Faces

Stuffed 3

Stuff Publications - Melbourne, 1990

All the faces contained here were drawn and inked over the course of a year and a bit. They were supplied weekly to Bruce Milne's AuGoGo shop in Melbourne. Bruce would take the face and position it in a weekly advertisement showcasing the shops new stock and sale items. The ads were published in the weekly free-press broadsheets at the time - Beat and Inpress.

Each face was drawn and/or inked within an hour. The sketching and drafting of each face was wholly improvized. Sometimes a thought of a face was in my mind, which I quickly doodled into paper. Other times there might have been a face on the TV or in a magazine lying around which I quickly transcribed. In these instances, the aim was to formulate the face immediately and without interruption, as if it was forming itself beyond my control.

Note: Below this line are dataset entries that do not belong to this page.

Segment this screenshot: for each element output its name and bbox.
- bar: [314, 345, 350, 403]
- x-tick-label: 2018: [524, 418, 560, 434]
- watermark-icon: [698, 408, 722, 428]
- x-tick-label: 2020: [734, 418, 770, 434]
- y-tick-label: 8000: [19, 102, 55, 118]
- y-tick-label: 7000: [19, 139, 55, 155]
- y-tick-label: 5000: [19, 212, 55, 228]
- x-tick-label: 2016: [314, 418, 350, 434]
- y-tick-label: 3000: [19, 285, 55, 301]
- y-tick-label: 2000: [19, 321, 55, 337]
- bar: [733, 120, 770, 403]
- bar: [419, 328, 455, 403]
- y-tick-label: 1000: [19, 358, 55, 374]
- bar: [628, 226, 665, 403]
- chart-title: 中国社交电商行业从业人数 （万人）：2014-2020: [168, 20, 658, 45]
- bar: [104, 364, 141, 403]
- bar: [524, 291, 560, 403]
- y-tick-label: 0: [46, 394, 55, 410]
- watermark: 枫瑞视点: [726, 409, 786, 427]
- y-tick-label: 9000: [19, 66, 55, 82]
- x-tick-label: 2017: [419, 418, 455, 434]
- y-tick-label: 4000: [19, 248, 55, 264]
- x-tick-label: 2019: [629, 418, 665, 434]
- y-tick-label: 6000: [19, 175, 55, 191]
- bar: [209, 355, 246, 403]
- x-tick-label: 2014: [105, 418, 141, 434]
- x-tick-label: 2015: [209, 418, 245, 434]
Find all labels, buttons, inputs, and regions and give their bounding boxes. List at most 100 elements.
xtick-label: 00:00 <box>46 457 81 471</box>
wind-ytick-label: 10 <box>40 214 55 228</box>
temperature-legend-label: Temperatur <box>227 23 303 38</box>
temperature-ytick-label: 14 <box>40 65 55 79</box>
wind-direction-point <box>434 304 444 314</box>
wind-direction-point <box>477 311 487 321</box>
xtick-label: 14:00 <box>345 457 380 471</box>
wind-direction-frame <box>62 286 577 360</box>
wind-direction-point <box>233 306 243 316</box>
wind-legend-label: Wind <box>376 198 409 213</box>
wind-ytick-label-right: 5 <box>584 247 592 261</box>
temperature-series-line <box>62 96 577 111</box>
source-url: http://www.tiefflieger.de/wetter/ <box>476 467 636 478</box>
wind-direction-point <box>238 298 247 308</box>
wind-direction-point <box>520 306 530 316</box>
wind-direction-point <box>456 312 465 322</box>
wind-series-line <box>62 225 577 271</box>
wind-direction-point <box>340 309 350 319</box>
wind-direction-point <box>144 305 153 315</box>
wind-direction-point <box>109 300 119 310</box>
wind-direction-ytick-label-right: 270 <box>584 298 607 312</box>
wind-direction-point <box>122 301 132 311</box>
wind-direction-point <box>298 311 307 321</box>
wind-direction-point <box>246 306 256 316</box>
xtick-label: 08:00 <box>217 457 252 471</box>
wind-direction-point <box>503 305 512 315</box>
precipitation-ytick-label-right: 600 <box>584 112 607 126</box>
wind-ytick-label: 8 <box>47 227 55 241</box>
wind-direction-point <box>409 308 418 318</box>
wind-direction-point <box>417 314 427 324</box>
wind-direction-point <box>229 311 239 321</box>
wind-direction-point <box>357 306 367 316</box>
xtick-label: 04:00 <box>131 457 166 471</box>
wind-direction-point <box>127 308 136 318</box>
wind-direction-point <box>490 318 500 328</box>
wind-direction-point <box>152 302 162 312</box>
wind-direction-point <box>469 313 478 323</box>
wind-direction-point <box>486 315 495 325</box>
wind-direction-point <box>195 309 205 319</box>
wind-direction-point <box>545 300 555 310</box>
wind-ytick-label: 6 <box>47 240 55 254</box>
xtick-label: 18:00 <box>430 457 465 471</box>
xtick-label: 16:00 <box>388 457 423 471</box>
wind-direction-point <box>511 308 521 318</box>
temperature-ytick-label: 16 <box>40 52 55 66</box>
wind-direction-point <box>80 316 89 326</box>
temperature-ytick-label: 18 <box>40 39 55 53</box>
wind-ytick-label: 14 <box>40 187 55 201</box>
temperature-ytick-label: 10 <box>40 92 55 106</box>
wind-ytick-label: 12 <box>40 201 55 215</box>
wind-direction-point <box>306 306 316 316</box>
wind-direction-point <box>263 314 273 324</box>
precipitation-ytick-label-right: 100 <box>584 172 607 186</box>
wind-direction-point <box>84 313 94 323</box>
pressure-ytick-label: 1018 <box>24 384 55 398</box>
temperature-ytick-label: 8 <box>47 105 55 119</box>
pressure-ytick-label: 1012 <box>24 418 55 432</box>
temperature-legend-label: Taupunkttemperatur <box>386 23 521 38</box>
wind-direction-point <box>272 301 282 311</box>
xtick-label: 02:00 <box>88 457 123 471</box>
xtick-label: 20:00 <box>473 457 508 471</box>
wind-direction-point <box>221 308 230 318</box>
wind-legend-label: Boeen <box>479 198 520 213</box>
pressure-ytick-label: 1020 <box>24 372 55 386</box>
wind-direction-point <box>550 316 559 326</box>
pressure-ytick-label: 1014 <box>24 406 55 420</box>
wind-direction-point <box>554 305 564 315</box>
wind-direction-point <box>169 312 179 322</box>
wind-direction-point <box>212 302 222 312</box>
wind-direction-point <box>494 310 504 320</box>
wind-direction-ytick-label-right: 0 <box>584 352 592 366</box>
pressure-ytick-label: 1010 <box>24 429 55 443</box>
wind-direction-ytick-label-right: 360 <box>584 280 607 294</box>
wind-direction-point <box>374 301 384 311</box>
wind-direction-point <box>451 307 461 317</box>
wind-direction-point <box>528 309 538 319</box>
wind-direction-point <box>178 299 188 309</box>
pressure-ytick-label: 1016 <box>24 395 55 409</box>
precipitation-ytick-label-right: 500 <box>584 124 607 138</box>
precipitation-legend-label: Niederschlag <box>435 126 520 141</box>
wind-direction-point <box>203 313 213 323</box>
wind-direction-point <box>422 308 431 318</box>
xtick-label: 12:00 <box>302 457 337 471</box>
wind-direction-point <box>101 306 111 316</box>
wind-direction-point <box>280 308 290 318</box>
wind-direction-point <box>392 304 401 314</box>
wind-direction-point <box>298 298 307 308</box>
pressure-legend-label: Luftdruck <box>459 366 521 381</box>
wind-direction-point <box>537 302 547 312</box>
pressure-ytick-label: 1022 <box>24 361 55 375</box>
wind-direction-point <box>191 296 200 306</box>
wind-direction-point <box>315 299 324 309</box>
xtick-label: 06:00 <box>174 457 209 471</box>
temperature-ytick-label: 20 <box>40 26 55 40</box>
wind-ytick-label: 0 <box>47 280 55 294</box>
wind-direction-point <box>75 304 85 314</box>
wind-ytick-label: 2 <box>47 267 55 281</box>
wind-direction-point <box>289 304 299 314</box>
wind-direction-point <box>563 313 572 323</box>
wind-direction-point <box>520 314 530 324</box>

Other faces were done with no preconception of a facial type at all. Instead, I would start moving the pen or pencil and virtually make each stroke respond to the next as if a self-generating face was developing. Sometimes these faces were plausibly human, but more often than not they were somewhat abstracted. The cues for these faces was taken from iconic, logo-istic, cartoon and graphic faces - the type you might see emblazoned on old food packages or ads for vintage washing machines. A couple of thick strokes, two circles and a couple of dots: a googly wacko face would suddenly appear.

As I drew a face each week, it made me think about faces more and more. I started looking at people's faces on public transport as if they were the product of my various doodling techniques. Sometimes I would remember such a face when it came to drawing one. Soon, I was engaged in perceiving faces everywhere as if I had automatically drawn them. Their physiology became less a matter of what they looked like and more a matter of how they were drawn that way.